Пожалуй, все, что было ценного в этой квартире — это хозяйский ноутбук да поношенный костюм, висевший на дверце старого серванта.
Кстати, из всей мебели в комнате и были только этот самый сервант, расшатанный диван да два стула, на которые было страшно садиться. Ни шкафа, ни стола в комнате не было.
— Садись, — во весь рот улыбнулся мне Эдик и великодушно указал на диван.
— Миленько, — покривила душой я. Мне нечего было больше сказать.
— Не обращай внимания, — засуетился вдруг он и заявил неожиданно гордо, указав на баулы, — это — товар!
— Аааа! — протянула я и стала стягивать кофточку. В душ решила не идти. Побоялась, что не перенесу вида душевой.
Секс с ним был совершенно обычный, такой, как сотни других моих сексов.
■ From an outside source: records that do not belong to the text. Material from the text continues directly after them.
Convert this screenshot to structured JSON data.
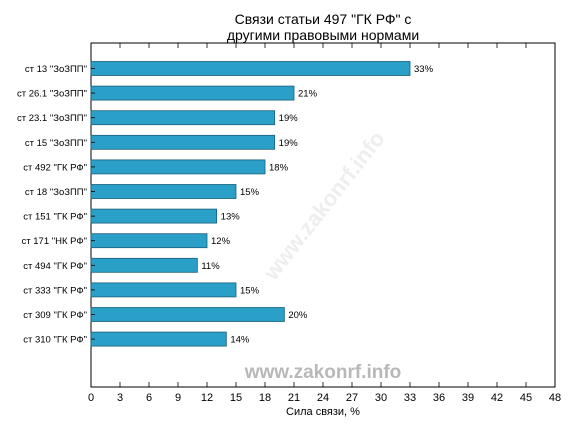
{
  "chart_data": {
    "type": "bar",
    "orientation": "horizontal",
    "title_lines": [
      "Связи статьи 497 \"ГК РФ\" с",
      "другими правовыми нормами"
    ],
    "xlabel": "Сила связи, %",
    "ylabel": "",
    "xlim": [
      0,
      48
    ],
    "x_ticks": [
      0,
      3,
      6,
      9,
      12,
      15,
      18,
      21,
      24,
      27,
      30,
      33,
      36,
      39,
      42,
      45,
      48
    ],
    "categories": [
      "ст 13 \"ЗоЗПП\"",
      "ст 26.1 \"ЗоЗПП\"",
      "ст 23.1 \"ЗоЗПП\"",
      "ст 15 \"ЗоЗПП\"",
      "ст 492 \"ГК РФ\"",
      "ст 18 \"ЗоЗПП\"",
      "ст 151 \"ГК РФ\"",
      "ст 171 \"НК РФ\"",
      "ст 494 \"ГК РФ\"",
      "ст 333 \"ГК РФ\"",
      "ст 309 \"ГК РФ\"",
      "ст 310 \"ГК РФ\""
    ],
    "values": [
      33,
      21,
      19,
      19,
      18,
      15,
      13,
      12,
      11,
      15,
      20,
      14
    ],
    "value_labels": [
      "33%",
      "21%",
      "19%",
      "19%",
      "18%",
      "15%",
      "13%",
      "12%",
      "11%",
      "15%",
      "20%",
      "14%"
    ],
    "bar_color": "#2a9fc8",
    "bar_edge_color": "#1a5f7a",
    "grid": false,
    "legend": "none"
  },
  "watermark": {
    "main": "www.zakonrf.info",
    "diagonal": "www.zakonrf.info"
  }
}
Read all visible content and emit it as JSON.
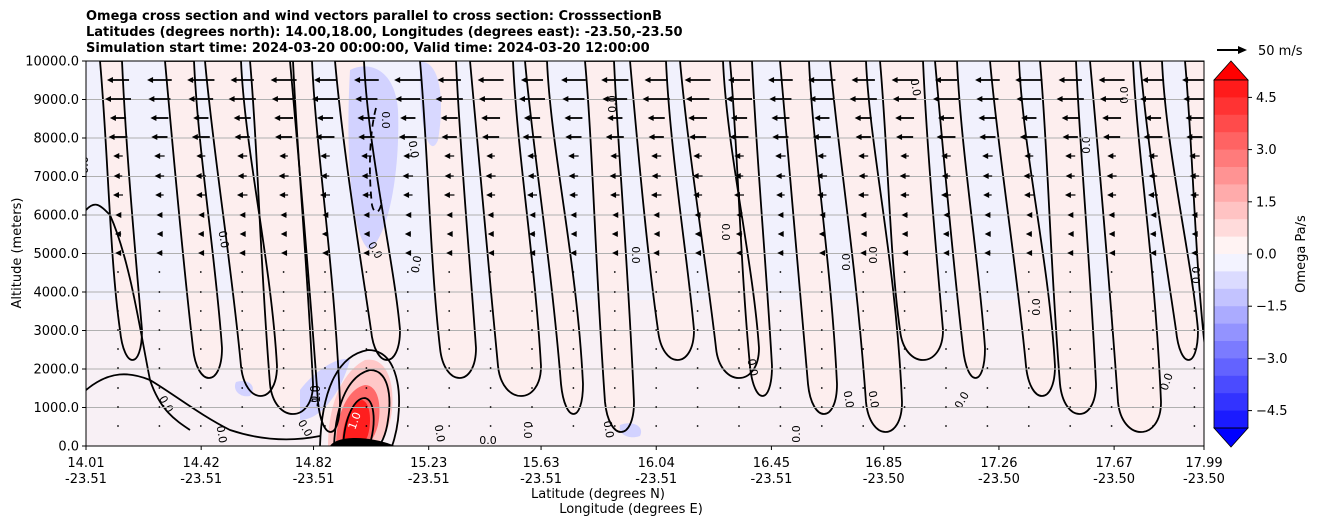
{
  "title": {
    "line1": "Omega cross section and wind vectors parallel to cross section: CrosssectionB",
    "line2": "Latitudes (degrees north): 14.00,18.00, Longitudes (degrees east): -23.50,-23.50",
    "line3": "Simulation start time: 2024-03-20 00:00:00, Valid time: 2024-03-20 12:00:00"
  },
  "chart_data": {
    "type": "heatmap",
    "description_series": "Omega (filled contours) with wind vectors",
    "xlabel_1": "Latitude (degrees N)",
    "xlabel_2": "Longitude (degrees E)",
    "ylabel": "Altitude (meters)",
    "x_ticks": [
      {
        "lat": "14.01",
        "lon": "-23.51"
      },
      {
        "lat": "14.42",
        "lon": "-23.51"
      },
      {
        "lat": "14.82",
        "lon": "-23.51"
      },
      {
        "lat": "15.23",
        "lon": "-23.51"
      },
      {
        "lat": "15.63",
        "lon": "-23.51"
      },
      {
        "lat": "16.04",
        "lon": "-23.51"
      },
      {
        "lat": "16.45",
        "lon": "-23.51"
      },
      {
        "lat": "16.85",
        "lon": "-23.50"
      },
      {
        "lat": "17.26",
        "lon": "-23.50"
      },
      {
        "lat": "17.67",
        "lon": "-23.50"
      },
      {
        "lat": "17.99",
        "lon": "-23.50"
      }
    ],
    "xlim": [
      14.01,
      17.99
    ],
    "y_ticks": [
      "0.0",
      "1000.0",
      "2000.0",
      "3000.0",
      "4000.0",
      "5000.0",
      "6000.0",
      "7000.0",
      "8000.0",
      "9000.0",
      "10000.0"
    ],
    "ylim": [
      0,
      10000
    ],
    "grid": "horizontal",
    "colorbar": {
      "label": "Omega Pa/s",
      "ticks": [
        "4.5",
        "3.0",
        "1.5",
        "0.0",
        "−1.5",
        "−3.0",
        "−4.5"
      ],
      "range": [
        -5,
        5
      ]
    },
    "quiver_key": "50 m/s",
    "contour_labels": [
      "0.0",
      "-1.0",
      "1.0",
      "0.0",
      "0.0",
      "0.0"
    ]
  },
  "colors": {
    "positive": "#ff0000",
    "negative": "#0000ff",
    "neutral": "#ffffff"
  }
}
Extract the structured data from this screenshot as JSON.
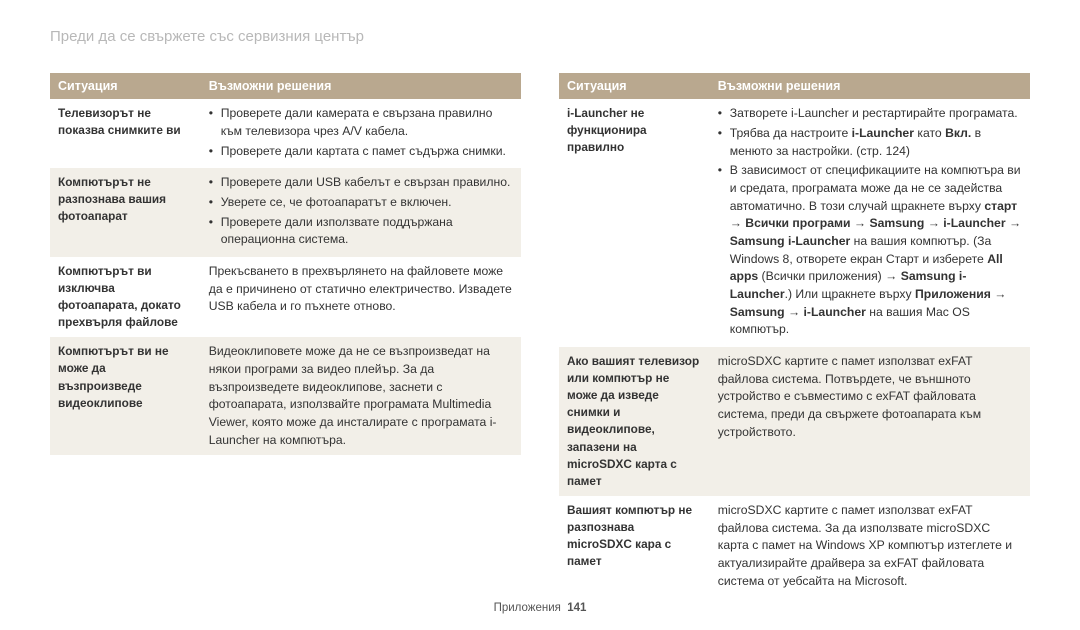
{
  "title": "Преди да се свържете със сервизния център",
  "header": {
    "situation": "Ситуация",
    "solution": "Възможни решения"
  },
  "footer": {
    "label": "Приложения",
    "page": "141"
  },
  "left": {
    "rows": [
      {
        "sit": "Телевизорът не показва снимките ви",
        "bullets": [
          "Проверете дали камерата е свързана правилно към телевизора чрез A/V кабела.",
          "Проверете дали картата с памет съдържа снимки."
        ]
      },
      {
        "sit": "Компютърът не разпознава вашия фотоапарат",
        "bullets": [
          "Проверете дали USB кабелът е свързан правилно.",
          "Уверете се, че фотоапаратът е включен.",
          "Проверете дали използвате поддържана операционна система."
        ]
      },
      {
        "sit": "Компютърът ви изключва фотоапарата, докато прехвърля файлове",
        "text": "Прекъсването в прехвърлянето на файловете може да е причинено от статично електричество. Извадете USB кабела и го пъхнете отново."
      },
      {
        "sit": "Компютърът ви не може да възпроизведе видеоклипове",
        "text": "Видеоклиповете може да не се възпроизведат на някои програми за видео плейър. За да възпроизведете видеоклипове, заснети с фотоапарата, използвайте програмата Multimedia Viewer, която може да инсталирате с програмата i-Launcher на компютъра."
      }
    ]
  },
  "right": {
    "rows": [
      {
        "sit": "i-Launcher не функционира правилно"
      },
      {
        "sit": "Ако вашият телевизор или компютър не може да изведе снимки и видеоклипове, запазени на microSDXC карта с памет",
        "text": "microSDXC картите с памет използват exFAT файлова система. Потвърдете, че външното устройство е съвместимо с exFAT файловата система, преди да свържете фотоапарата към устройството."
      },
      {
        "sit": "Вашият компютър не разпознава microSDXC кара с памет",
        "text": "microSDXC картите с памет използват exFAT файлова система. За да използвате microSDXC карта с памет на Windows XP компютър изтеглете и актуализирайте драйвера за exFAT файловата система от уебсайта на Microsoft."
      }
    ],
    "ilauncher": {
      "b1": "Затворете i-Launcher и рестартирайте програмата.",
      "b2_pre": "Трябва да настроите ",
      "b2_bold1": "i-Launcher",
      "b2_mid1": " като ",
      "b2_bold2": "Вкл.",
      "b2_post": " в менюто за настройки. (стр. 124)",
      "b3_line1": "В зависимост от спецификациите на компютъра ви и средата, програмата може да не се задейства автоматично. В този случай щракнете върху ",
      "b3_start": "старт",
      "b3_arrow1": " → ",
      "b3_prog": "Всички програми",
      "b3_arrow2": " → ",
      "b3_samsung": "Samsung",
      "b3_arrow3": " → ",
      "b3_il": "i-Launcher",
      "b3_arrow4": " → ",
      "b3_sil": "Samsung i-Launcher",
      "b3_tail1": " на вашия компютър. (За Windows 8, отворете екран Старт и изберете ",
      "b3_allapps": "All apps",
      "b3_allapps_par": " (Всички приложения) → ",
      "b3_samsung2": "Samsung i-Launcher",
      "b3_tail2": ".) Или щракнете върху ",
      "b3_app": "Приложения",
      "b3_arrow5": " → ",
      "b3_samsung3": "Samsung",
      "b3_arrow6": " → ",
      "b3_il2": "i-Launcher",
      "b3_tail3": " на вашия Mac OS компютър."
    }
  }
}
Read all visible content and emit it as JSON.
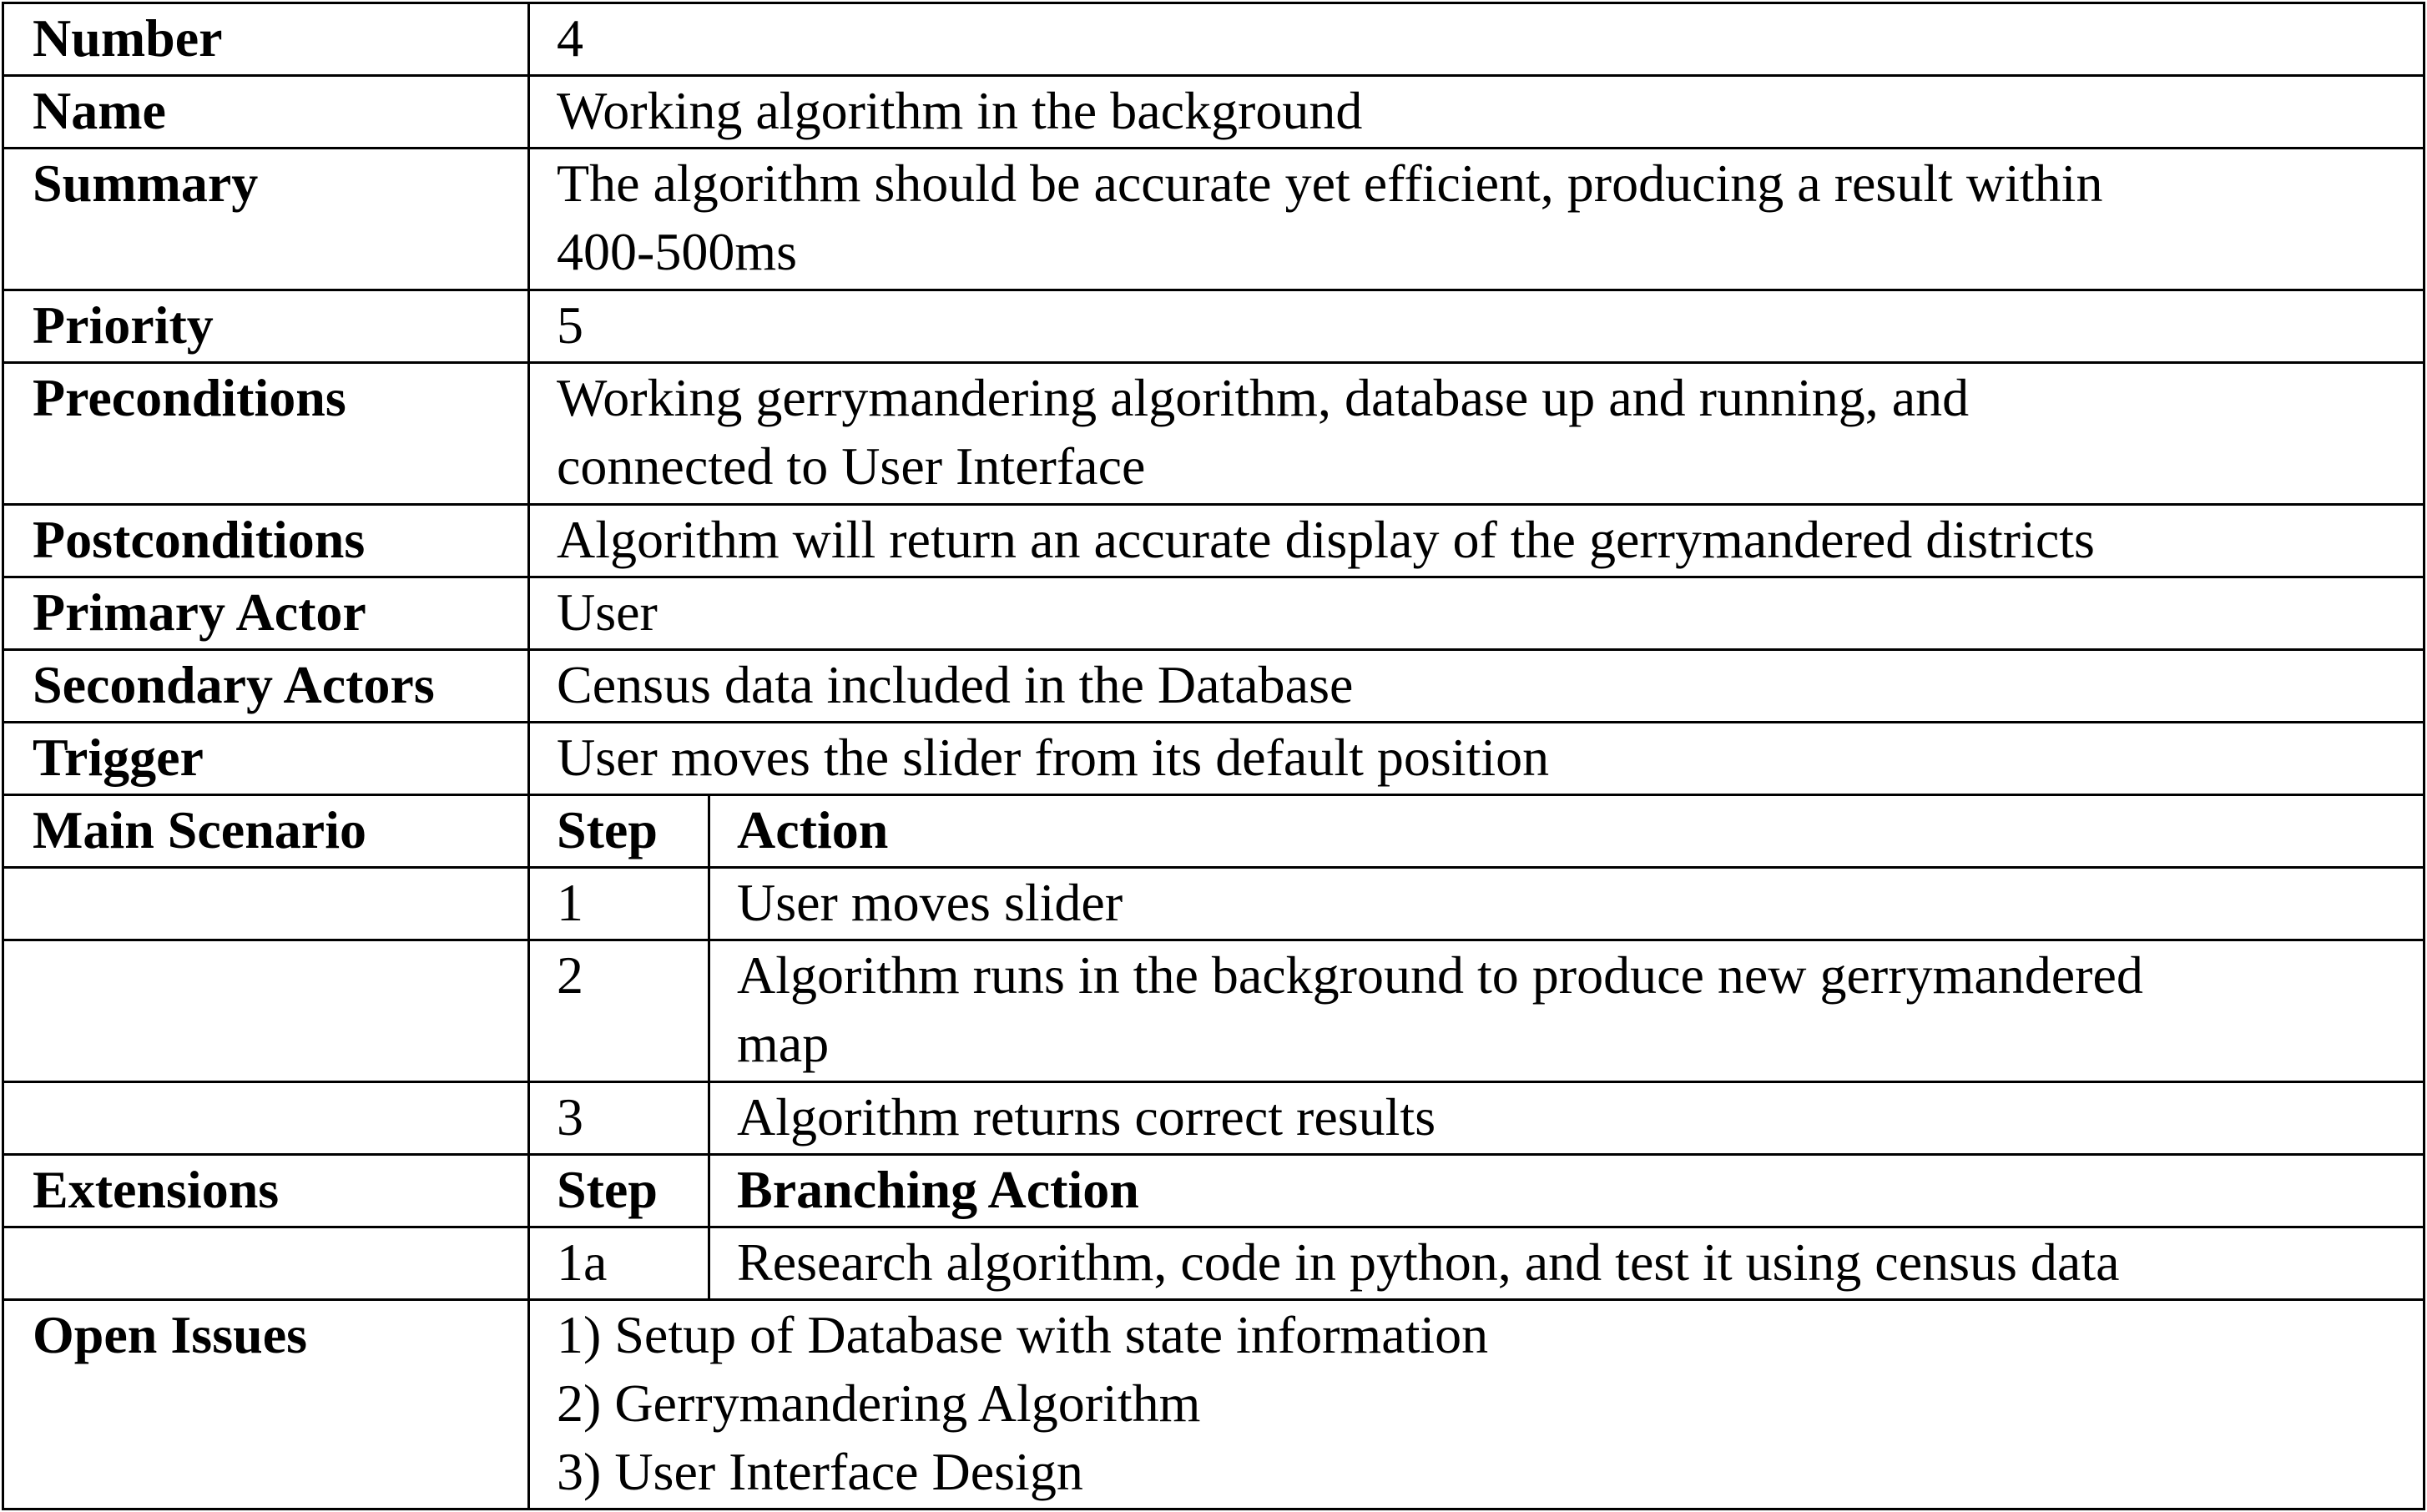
{
  "use_case": {
    "number": {
      "label": "Number",
      "value": "4"
    },
    "name": {
      "label": "Name",
      "value": "Working algorithm in the background"
    },
    "summary": {
      "label": "Summary",
      "lines": [
        "The algorithm should be accurate yet efficient, producing a result within",
        "400-500ms"
      ]
    },
    "priority": {
      "label": "Priority",
      "value": "5"
    },
    "preconditions": {
      "label": "Preconditions",
      "lines": [
        "Working gerrymandering algorithm, database up and running, and",
        "connected to User Interface"
      ]
    },
    "postconditions": {
      "label": "Postconditions",
      "value": "Algorithm will return an accurate display of the gerrymandered districts"
    },
    "primary_actor": {
      "label": "Primary Actor",
      "value": "User"
    },
    "secondary_actors": {
      "label": "Secondary Actors",
      "value": "Census data included in the Database"
    },
    "trigger": {
      "label": "Trigger",
      "value": "User moves the slider from its default position"
    },
    "main_scenario": {
      "label": "Main Scenario",
      "step_header": "Step",
      "action_header": "Action",
      "steps": [
        {
          "step": "1",
          "lines": [
            "User moves slider"
          ]
        },
        {
          "step": "2",
          "lines": [
            "Algorithm runs in the background to produce new gerrymandered",
            "map"
          ]
        },
        {
          "step": "3",
          "lines": [
            "Algorithm returns correct results"
          ]
        }
      ]
    },
    "extensions": {
      "label": "Extensions",
      "step_header": "Step",
      "action_header": "Branching Action",
      "steps": [
        {
          "step": "1a",
          "lines": [
            "Research algorithm, code in python, and test it using census data"
          ]
        }
      ]
    },
    "open_issues": {
      "label": "Open Issues",
      "lines": [
        "1) Setup of Database with state information",
        "2) Gerrymandering Algorithm",
        "3) User Interface Design"
      ]
    }
  }
}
Он вяло погладил меня по груди, шлепнул по бедру, отчего я, очевидно, должна была возбудиться, суетливо подергался сверху, пискнул, затих и откатился.
Чутьем я поняла: больше ему и не нужно.
Мы лежали рядом, и я вяло решала: сбежать уже сейчас или полежать с ним остаток оплаченного часа.
— Жениться хочу! — сказал он вдруг. Прозвучало это как-то истерически.
— Женись, — спокойно ответила я и потянулась за сигаретой и пепельницей, попутно рассматривая кандидата в чьи-то мужья.
Он посмотрел на меня с укоризной, будто я совсем не в себе.
— Ну ты че! Где она, а где я?
Да вот уж, действительно. Судя по виду комнаты, в которой он жил, свадьба была страшно далека.
— А где ты? — спросила я скорее для того, чтоб поддержать разговор.
— Ну вот смотри, — начал он монолог, и я поняла, что это надолго, — я приехал из жопы мира… Родился в Гюмри, оттуда уехал в Самару, и вот второй год как в Питере. Это, конечно, шаг.
— Шаг, — согласилась я, и еще раз осмотрела комнатушку, — так а что она-то? Замуж не идет?
— Не идет, — грустно согласился он, — но она передумает!
И вдруг, почти без паузы, мечтательно:
— Она знаешь какая! Красивая! Педагогический закончила, преподает, курсы еще ведет, английского…
— И что, ты тоже английский знаешь? — спросила я скорее для проформы.
— Ну не, ты че, — как-то даже возмутился он, — русский до конца б выучить… У нее квартира большая, прямо на Невском, представляешь?
Закурил, задумался.
— Ну ничего! Я еще раскручусь! У меня, знаешь, жилка есть!
— А чем занимаешься-то? — заинтересованно спросила я. Комнатушка никак не вязалась с жилкой.
— Бизнесом! — гордо сказал он и многозначительно показал глазами на баулы.
— И что в них?
— Сумки! — он подскочил с кровати, подтянул баул и развязал его. — Смотри!
Это был какой-то сумкотрэш. Розовые дольчегабаны с расползающимися нитками в строчках, пахнущие затхлым дермантином красно-желтые шанели с пошарпанными позолоченными цепочками и совсем уж безумные луивитоны со стекляшками, которым Эдик польстил, гордо назвав их «стразами этого, как его, Варовского».